The shop-in-shop format built around key design personalities such as Martha Stewart and Jonathan Adler is "the best-looking home store in the industry," Penney ceo Mike Ullman said, but it's not stocked with the kind of merchandise or price points the customer wants. Slack sales in home knocked 240 basis points off Penney's second quarter comp, which declined 11.9%.
Initiatives going forward include:
- Restoring opening price point products, a shift from ousted ceo Ron Johnson's vision of a home assortment that tilted toward better/best.
- Expanding the window department, which was pared back for the new format. Other categories that suffered the same fate include luggage, frames and candles, which Ullman plans to restore.
- Increasing the amount of soft home on the floor. The recently installed layout carries a heavier mix of hard goods. Ullman noted that while hard home merchandise provides better margins, soft home has traditionally been a traffic driver for the store - especially when promotionally priced. "We went too far," he said.
- Returning to classification merchandising in key categories such as towels, sheets, pillow and pads.
- Reintroducing multi-piece bed sets, a process that has already begun.

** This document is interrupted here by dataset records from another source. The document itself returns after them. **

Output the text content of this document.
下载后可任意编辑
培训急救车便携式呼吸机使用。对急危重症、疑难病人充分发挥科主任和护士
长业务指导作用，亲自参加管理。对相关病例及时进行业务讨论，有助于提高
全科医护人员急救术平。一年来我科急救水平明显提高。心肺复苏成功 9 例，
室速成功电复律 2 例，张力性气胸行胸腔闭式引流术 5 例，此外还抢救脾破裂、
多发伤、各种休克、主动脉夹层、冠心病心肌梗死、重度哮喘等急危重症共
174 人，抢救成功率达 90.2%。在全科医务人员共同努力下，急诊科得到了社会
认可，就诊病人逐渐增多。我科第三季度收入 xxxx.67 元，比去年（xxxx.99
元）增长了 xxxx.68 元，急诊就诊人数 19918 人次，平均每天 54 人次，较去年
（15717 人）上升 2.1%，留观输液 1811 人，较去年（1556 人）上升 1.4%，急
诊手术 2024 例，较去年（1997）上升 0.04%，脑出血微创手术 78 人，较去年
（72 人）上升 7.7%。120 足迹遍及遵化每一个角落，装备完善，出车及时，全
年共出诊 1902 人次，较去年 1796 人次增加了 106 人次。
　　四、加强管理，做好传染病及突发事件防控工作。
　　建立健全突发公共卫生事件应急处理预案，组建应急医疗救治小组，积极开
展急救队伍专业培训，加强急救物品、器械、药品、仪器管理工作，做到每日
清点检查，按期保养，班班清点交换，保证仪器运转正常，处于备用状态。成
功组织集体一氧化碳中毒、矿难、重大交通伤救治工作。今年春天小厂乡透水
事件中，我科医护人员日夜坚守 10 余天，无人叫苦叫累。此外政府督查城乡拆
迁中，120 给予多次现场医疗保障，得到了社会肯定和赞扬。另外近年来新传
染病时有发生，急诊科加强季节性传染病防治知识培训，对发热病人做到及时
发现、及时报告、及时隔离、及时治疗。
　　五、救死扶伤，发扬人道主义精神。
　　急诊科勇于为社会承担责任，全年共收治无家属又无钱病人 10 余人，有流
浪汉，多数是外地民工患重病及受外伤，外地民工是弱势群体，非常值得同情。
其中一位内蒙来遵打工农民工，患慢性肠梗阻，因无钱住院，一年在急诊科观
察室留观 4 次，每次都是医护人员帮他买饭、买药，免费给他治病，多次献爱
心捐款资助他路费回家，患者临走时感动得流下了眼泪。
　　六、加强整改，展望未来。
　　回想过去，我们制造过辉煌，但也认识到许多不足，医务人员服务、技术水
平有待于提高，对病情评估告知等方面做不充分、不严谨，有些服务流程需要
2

- Stocking more traditional merchandise in home to rebalance the department, which recently pivoted toward contemporary.
- Using the home aisles for merchandising. In some stores, the aisles are 18 feet wide.
- Restoring more than 1,000 cash registers to the floor. Store associates will remain equipped with iPads.
- Putting more focus back on private label brands across the store, returning house brands to 50% of the mix.
- Bringing back the retailer's tiered loyalty program.
Ullman said the shop-in-shop format for the home department is still uncompleted in the 30 of the 550 stores selected for the makeover. But the home business online is healthy, he added, suggesting the store format is also contributing to lower sales.
In addition to alienating core customers, many of the transformational changes made to the stores and the merchandise last year failed to deliver new customers, said Ullman.
"We actually attracted few new customers in 2012 than in any of the previous 10 years," he said. "We actually lost more customers than we gained."
The company's net loss for the quarter ended Aug. 3 widened to $586 million from a net loss of $934 million in the year-ago quarter. Sales dropped 11.9% to $2.66 billion.
For the six-month period, net loss deepened to $934 million compared to a net loss of $310 million in the first half of the previous fiscal year. Sales tumbled 14.2% to $5.3 billion.